Man kann unterschiedlicher Meinung sein, wieviel Geld Du als Notgroschen auf der hohen Kante haben solltest, bevor Du am Finanzmarkt aktiv wirst. Ich rate zu mindestens zwei Monatseinkommen.
Ein absolutes NoGo ist für mich der Wertpapierkauf auf Kredit. Denn dann bestimmt u.U. sogar Deine Bank, wann Du eine bestimmte Aktie verkaufen musst. Der Grund: in der Regel werden bei solchen Krediten die Wertpapiere als Sicherheiten akzeptiert. Wenn diese aber in einem Crash auch nur vorübergehend ihren Wert verlieren, dann kann Dich die Bank mit einem sogenannten "Margin Call“ zum Verkauf gerade zum ungünstigsten Zeitpunkt zwingen.
Mein Rat: Der Aktienkauf auf Kredit sollte für Dich absolut Tabu sein! Auch wenn es verlockend klingt, billiges Geld zu niedrigen Zinsen zu leihen, mit dem man in den vergangenen Jahren tolle Aktienrenditen erzielen konnte.

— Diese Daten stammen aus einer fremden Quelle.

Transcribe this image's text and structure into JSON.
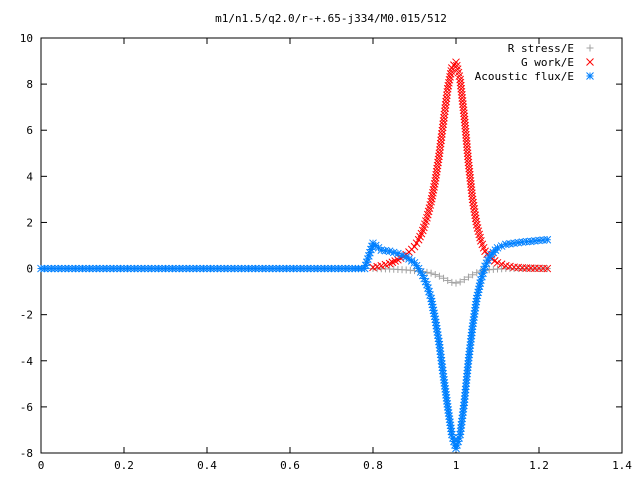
{
  "chart_data": {
    "type": "scatter",
    "title": "m1/n1.5/q2.0/r-+.65-j334/M0.015/512",
    "xlabel": "",
    "ylabel": "",
    "xlim": [
      0,
      1.4
    ],
    "ylim": [
      -8,
      10
    ],
    "xticks": [
      "0",
      "0.2",
      "0.4",
      "0.6",
      "0.8",
      "1",
      "1.2",
      "1.4"
    ],
    "yticks": [
      "10",
      "8",
      "6",
      "4",
      "2",
      "0",
      "-2",
      "-4",
      "-6",
      "-8"
    ],
    "legend_position": "top-right",
    "grid": false,
    "series": [
      {
        "name": "R stress/E",
        "marker": "+",
        "color": "#a0a0a0",
        "x": [
          0.8,
          0.82,
          0.84,
          0.86,
          0.88,
          0.9,
          0.92,
          0.94,
          0.95,
          0.96,
          0.97,
          0.98,
          0.99,
          1.0,
          1.01,
          1.02,
          1.03,
          1.04,
          1.05,
          1.06,
          1.08,
          1.1,
          1.12,
          1.14,
          1.16,
          1.18,
          1.2,
          1.22
        ],
        "y": [
          0.0,
          -0.01,
          -0.02,
          -0.04,
          -0.06,
          -0.09,
          -0.13,
          -0.2,
          -0.26,
          -0.33,
          -0.42,
          -0.52,
          -0.6,
          -0.63,
          -0.58,
          -0.48,
          -0.37,
          -0.27,
          -0.18,
          -0.11,
          -0.05,
          -0.02,
          0.0,
          0.0,
          0.0,
          0.0,
          0.0,
          0.0
        ]
      },
      {
        "name": "G work/E",
        "marker": "x",
        "color": "#ff0000",
        "x": [
          0.8,
          0.82,
          0.84,
          0.86,
          0.88,
          0.9,
          0.91,
          0.92,
          0.93,
          0.94,
          0.95,
          0.96,
          0.97,
          0.98,
          0.99,
          1.0,
          1.01,
          1.02,
          1.03,
          1.04,
          1.05,
          1.06,
          1.07,
          1.08,
          1.1,
          1.12,
          1.14,
          1.16,
          1.18,
          1.2,
          1.22
        ],
        "y": [
          0.05,
          0.12,
          0.22,
          0.38,
          0.6,
          0.95,
          1.25,
          1.65,
          2.2,
          2.9,
          3.8,
          5.0,
          6.4,
          7.8,
          8.7,
          8.95,
          8.2,
          6.6,
          4.6,
          3.0,
          1.9,
          1.2,
          0.75,
          0.5,
          0.25,
          0.12,
          0.06,
          0.03,
          0.02,
          0.01,
          0.0
        ]
      },
      {
        "name": "Acoustic flux/E",
        "marker": "*",
        "color": "#0080ff",
        "x": [
          0.0,
          0.05,
          0.1,
          0.15,
          0.2,
          0.25,
          0.3,
          0.35,
          0.4,
          0.45,
          0.5,
          0.55,
          0.6,
          0.65,
          0.7,
          0.75,
          0.78,
          0.8,
          0.82,
          0.84,
          0.86,
          0.88,
          0.9,
          0.91,
          0.92,
          0.93,
          0.94,
          0.95,
          0.96,
          0.97,
          0.98,
          0.99,
          1.0,
          1.01,
          1.02,
          1.03,
          1.04,
          1.05,
          1.06,
          1.07,
          1.08,
          1.1,
          1.12,
          1.14,
          1.16,
          1.18,
          1.2,
          1.22
        ],
        "y": [
          0.0,
          0.0,
          0.0,
          0.0,
          0.0,
          0.0,
          0.0,
          0.0,
          0.0,
          0.0,
          0.0,
          0.0,
          0.0,
          0.0,
          0.0,
          0.0,
          0.0,
          1.1,
          0.8,
          0.75,
          0.65,
          0.5,
          0.25,
          0.0,
          -0.3,
          -0.7,
          -1.3,
          -2.2,
          -3.3,
          -4.7,
          -6.0,
          -7.2,
          -7.8,
          -7.2,
          -5.8,
          -4.0,
          -2.5,
          -1.3,
          -0.5,
          0.1,
          0.5,
          0.9,
          1.05,
          1.1,
          1.15,
          1.18,
          1.22,
          1.25
        ]
      }
    ]
  }
}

Dummheit Nr. 5: Alle Eier in einen Korb legen
Ich habe in den vergangenen Tagen mit Schrecken davon gehört, dass einige Privatanleger große Teile ihres Vermögens in die Wirecard-Aktie investiert hatten und jetzt vor dem Super-GAU stehen.
Das sind sicherlich seltene Einzelschicksale. Was es jedoch viel öfters gibt ist, dass langjährige Angestellte in einem Konzern jährlich ihre Mitarbeiteraktien zeichnen, diese auf einem Depot manchmal über Jahrzehnte hinweg ansammeln und ansonsten mit Aktien und Börse nichts zu tun haben wollen.

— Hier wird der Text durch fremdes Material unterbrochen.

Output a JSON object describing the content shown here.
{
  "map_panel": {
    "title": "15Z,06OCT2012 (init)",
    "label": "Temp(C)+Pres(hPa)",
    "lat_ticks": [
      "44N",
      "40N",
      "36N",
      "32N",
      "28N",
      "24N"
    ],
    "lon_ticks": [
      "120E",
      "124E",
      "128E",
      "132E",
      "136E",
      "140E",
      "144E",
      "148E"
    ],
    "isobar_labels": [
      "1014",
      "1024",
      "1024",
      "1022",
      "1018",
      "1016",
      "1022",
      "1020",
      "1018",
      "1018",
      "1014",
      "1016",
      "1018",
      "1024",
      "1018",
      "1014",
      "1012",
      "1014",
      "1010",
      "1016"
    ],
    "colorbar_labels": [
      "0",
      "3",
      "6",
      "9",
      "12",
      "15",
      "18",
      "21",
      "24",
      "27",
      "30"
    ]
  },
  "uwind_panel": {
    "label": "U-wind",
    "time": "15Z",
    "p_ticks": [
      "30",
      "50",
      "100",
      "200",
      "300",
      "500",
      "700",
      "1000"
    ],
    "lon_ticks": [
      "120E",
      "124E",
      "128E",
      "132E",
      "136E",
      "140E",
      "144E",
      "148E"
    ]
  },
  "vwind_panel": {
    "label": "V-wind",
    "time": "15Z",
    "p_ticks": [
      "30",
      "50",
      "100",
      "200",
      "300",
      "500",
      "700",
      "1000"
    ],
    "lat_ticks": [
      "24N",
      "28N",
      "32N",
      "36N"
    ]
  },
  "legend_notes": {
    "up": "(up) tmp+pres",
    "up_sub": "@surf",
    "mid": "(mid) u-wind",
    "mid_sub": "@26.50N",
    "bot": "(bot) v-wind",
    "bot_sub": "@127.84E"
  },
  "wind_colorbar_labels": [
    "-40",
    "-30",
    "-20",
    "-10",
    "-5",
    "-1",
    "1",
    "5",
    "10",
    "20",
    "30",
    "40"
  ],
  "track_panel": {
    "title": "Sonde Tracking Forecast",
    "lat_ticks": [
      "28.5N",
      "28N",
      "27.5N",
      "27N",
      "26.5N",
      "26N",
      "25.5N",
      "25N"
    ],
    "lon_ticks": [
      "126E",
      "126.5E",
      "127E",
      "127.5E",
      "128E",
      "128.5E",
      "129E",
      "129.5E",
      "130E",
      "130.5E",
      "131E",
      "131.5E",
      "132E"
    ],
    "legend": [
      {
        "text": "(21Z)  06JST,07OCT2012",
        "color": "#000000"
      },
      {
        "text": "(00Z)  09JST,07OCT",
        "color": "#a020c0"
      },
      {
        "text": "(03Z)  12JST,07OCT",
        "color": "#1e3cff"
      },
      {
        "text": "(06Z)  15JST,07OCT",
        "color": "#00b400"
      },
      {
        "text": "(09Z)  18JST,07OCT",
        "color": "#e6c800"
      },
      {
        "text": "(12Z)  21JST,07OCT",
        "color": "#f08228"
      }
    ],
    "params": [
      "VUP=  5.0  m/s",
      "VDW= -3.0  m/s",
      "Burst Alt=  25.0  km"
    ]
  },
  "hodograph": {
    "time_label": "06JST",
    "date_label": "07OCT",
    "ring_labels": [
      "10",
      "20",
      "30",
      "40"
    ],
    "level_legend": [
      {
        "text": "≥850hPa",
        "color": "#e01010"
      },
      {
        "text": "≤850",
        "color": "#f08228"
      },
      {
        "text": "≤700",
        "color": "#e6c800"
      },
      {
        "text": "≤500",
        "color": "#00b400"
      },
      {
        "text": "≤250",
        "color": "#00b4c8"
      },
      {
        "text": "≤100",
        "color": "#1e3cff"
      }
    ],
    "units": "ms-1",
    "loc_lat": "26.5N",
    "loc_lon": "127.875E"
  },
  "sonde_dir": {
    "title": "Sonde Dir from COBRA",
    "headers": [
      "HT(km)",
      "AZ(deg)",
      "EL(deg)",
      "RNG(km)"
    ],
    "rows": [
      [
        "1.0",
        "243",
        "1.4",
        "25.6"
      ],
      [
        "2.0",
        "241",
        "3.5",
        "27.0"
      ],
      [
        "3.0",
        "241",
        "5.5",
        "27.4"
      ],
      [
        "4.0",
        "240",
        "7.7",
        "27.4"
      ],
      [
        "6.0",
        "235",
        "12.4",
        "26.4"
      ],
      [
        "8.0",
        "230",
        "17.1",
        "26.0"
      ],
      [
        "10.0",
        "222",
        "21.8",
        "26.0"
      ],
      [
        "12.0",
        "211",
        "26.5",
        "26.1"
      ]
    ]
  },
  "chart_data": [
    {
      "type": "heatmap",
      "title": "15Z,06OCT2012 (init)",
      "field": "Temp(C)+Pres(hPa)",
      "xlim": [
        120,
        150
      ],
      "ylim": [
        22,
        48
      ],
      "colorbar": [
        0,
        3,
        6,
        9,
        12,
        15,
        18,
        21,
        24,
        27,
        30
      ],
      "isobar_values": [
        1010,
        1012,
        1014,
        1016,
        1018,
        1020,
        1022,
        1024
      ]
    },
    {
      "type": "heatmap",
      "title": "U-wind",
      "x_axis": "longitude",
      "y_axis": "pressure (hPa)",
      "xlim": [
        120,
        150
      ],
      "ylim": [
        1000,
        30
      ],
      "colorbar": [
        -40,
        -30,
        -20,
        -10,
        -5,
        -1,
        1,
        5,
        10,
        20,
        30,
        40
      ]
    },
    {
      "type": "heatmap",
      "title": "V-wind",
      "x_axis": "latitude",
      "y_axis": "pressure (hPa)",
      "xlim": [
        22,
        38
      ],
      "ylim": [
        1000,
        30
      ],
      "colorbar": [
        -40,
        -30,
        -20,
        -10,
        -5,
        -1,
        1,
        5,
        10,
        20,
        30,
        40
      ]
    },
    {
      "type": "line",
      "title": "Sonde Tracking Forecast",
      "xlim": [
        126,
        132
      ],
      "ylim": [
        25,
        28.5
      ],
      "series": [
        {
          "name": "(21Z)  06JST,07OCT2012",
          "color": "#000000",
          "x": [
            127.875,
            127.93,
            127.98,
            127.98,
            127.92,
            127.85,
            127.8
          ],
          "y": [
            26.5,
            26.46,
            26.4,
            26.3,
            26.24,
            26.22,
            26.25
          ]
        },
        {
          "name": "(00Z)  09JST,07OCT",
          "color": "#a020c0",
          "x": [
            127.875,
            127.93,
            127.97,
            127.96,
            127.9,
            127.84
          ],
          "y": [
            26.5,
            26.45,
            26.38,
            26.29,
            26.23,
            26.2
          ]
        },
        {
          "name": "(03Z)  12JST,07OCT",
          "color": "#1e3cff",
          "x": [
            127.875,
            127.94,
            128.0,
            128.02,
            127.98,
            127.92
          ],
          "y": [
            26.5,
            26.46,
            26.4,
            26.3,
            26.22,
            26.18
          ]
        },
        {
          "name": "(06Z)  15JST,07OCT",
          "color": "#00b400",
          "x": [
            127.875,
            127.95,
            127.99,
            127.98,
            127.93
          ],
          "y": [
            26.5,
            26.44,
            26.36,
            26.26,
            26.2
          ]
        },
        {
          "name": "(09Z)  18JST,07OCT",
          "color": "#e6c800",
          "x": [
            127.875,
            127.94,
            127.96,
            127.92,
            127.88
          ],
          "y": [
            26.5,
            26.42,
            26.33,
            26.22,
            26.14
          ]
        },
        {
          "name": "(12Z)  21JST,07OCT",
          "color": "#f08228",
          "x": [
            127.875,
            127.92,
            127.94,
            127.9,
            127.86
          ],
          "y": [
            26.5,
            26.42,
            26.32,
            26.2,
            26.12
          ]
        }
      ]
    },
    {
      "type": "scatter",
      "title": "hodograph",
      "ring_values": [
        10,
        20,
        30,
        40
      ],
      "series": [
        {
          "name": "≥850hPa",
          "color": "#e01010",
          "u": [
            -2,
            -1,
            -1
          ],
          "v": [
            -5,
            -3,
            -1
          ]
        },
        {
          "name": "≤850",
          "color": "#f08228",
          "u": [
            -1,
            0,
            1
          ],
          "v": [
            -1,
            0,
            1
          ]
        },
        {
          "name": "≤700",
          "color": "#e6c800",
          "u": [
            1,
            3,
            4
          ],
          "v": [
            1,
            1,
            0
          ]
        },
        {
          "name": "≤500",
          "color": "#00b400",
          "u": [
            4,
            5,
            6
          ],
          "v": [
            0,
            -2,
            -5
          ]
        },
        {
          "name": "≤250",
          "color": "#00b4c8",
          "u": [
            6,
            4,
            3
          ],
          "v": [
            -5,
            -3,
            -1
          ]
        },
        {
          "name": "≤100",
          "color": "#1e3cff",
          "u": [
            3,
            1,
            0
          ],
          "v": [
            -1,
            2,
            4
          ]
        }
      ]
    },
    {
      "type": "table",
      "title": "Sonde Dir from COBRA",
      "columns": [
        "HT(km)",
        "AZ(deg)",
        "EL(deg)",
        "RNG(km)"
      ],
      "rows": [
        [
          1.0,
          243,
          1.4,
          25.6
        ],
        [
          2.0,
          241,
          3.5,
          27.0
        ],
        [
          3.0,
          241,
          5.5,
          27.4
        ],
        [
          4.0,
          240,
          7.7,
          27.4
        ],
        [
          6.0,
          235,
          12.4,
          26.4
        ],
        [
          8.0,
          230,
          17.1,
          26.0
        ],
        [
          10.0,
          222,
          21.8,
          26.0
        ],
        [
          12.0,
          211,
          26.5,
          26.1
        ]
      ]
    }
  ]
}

Diese Leute haben meist keine Ahnung, welch hohes Klumpenrisiko sie da eingehen. Erstens ist ihr Depot schlechtestmöglich diversifiziert und zweitens korreliert das Risiko ihres Portfolios auch noch maximal mit der Sicherheit des eigenen Arbeitsplatzes. D.h. Wenn der Arbeitgeber in Schieflage gerät (ja das kann auch bei deutschen DAX-Konzernen mal vorkommen), dann ist im schlimmsten Fall nicht nur der Arbeitsplatz futsch, sondern das eigene Aktienportfolio könnte gleichzeitig implodieren.

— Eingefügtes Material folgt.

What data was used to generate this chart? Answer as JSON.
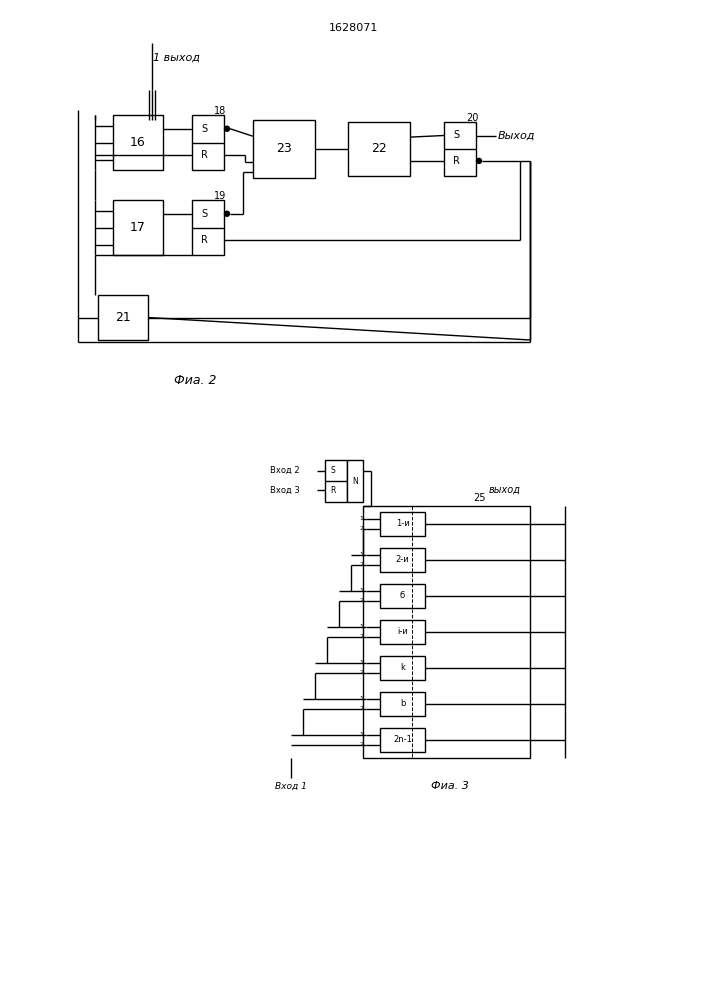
{
  "title": "1628071",
  "fig2_caption": "Фиа. 2",
  "fig3_caption": "Фиа. 3",
  "fig2_input_label": "1 выход",
  "fig2_output_label": "Выход",
  "fig3_input1": "Вход 2",
  "fig3_input2": "Вход 3",
  "fig3_input_bot": "Вход 1",
  "fig3_output": "выход",
  "fig3_block_N": "N",
  "fig3_block_25": "25",
  "fig3_cells": [
    "1-и",
    "2-и",
    "б",
    "i-и",
    "k",
    "b",
    "2n-1"
  ],
  "background": "#ffffff"
}
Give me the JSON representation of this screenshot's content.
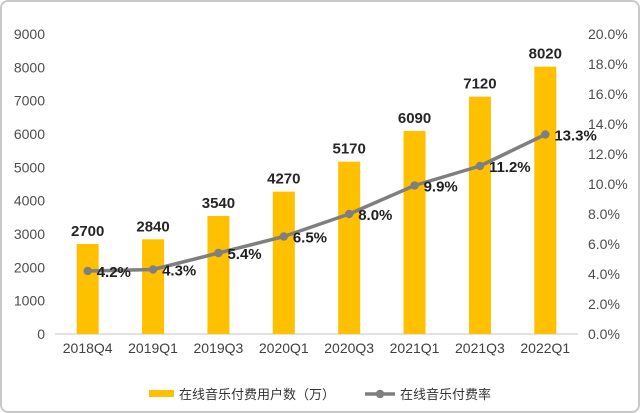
{
  "chart_data": {
    "type": "bar",
    "subtype": "bar+line combo, dual axis",
    "categories": [
      "2018Q4",
      "2019Q1",
      "2019Q3",
      "2020Q1",
      "2020Q3",
      "2021Q1",
      "2021Q3",
      "2022Q1"
    ],
    "series": [
      {
        "name": "在线音乐付费用户数（万）",
        "type": "bar",
        "axis": "left",
        "color": "#FFC000",
        "values": [
          2700,
          2840,
          3540,
          4270,
          5170,
          6090,
          7120,
          8020
        ],
        "labels": [
          "2700",
          "2840",
          "3540",
          "4270",
          "5170",
          "6090",
          "7120",
          "8020"
        ]
      },
      {
        "name": "在线音乐付费率",
        "type": "line",
        "axis": "right",
        "color": "#7F7F7F",
        "values": [
          4.2,
          4.3,
          5.4,
          6.5,
          8.0,
          9.9,
          11.2,
          13.3
        ],
        "labels": [
          "4.2%",
          "4.3%",
          "5.4%",
          "6.5%",
          "8.0%",
          "9.9%",
          "11.2%",
          "13.3%"
        ]
      }
    ],
    "left_axis": {
      "min": 0,
      "max": 9000,
      "step": 1000,
      "tick_labels": [
        "0",
        "1000",
        "2000",
        "3000",
        "4000",
        "5000",
        "6000",
        "7000",
        "8000",
        "9000"
      ]
    },
    "right_axis": {
      "min": 0,
      "max": 20,
      "step": 2,
      "tick_labels": [
        "0.0%",
        "2.0%",
        "4.0%",
        "6.0%",
        "8.0%",
        "10.0%",
        "12.0%",
        "14.0%",
        "16.0%",
        "18.0%",
        "20.0%"
      ]
    },
    "grid": false,
    "legend_position": "bottom",
    "legend": [
      {
        "label": "在线音乐付费用户数（万）",
        "swatch": "bar",
        "color": "#FFC000"
      },
      {
        "label": "在线音乐付费率",
        "swatch": "line-dot",
        "color": "#7F7F7F"
      }
    ],
    "title": "",
    "xlabel": "",
    "ylabel": ""
  },
  "colors": {
    "bar": "#FFC000",
    "line": "#7F7F7F",
    "bar_label_text": "#262626",
    "axis_text": "#4d4d4d",
    "axis_line": "#d9d9d9",
    "frame_border": "#c9c9c9",
    "background": "#ffffff"
  }
}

Mein Rat: Wenn Du in Einzelaktien investiert bist, dann solltest Du auch bei kleinen Depots immer mindestens 10 unterschiedliche Aktien im Portfolio haben. Dann kann auch ein Super-GAU wie bei Wirecard nicht mehr allzu viel Schaden anrichten.
Dummheit Nr. 6: Eine Aktie kaufen, weil der Kurs optisch niedrig ist
Eine Aktie stellt bekanntlich einen Anteil am Eigenkapital eines Unternehmens dar. Die relative Größe dieses Anteils am Gesamtunternehmen ist klar definiert durch die Anzahl der ausgegebenen Aktien. Wenn ein Unternehmen z.B. insgesamt 1 Mio. Aktien ausgegeben hat und an der Börse 100 Mio. Euro wert ist (Marktkapitalisierung), dann beträgt der Kurs der einzelnen Aktie 100 Euro. Wenn ein Aktionär in diesem Beispiel 1.000 Aktien besitzt, dann gehören ihm 0,1% des gesamten Unternehmens.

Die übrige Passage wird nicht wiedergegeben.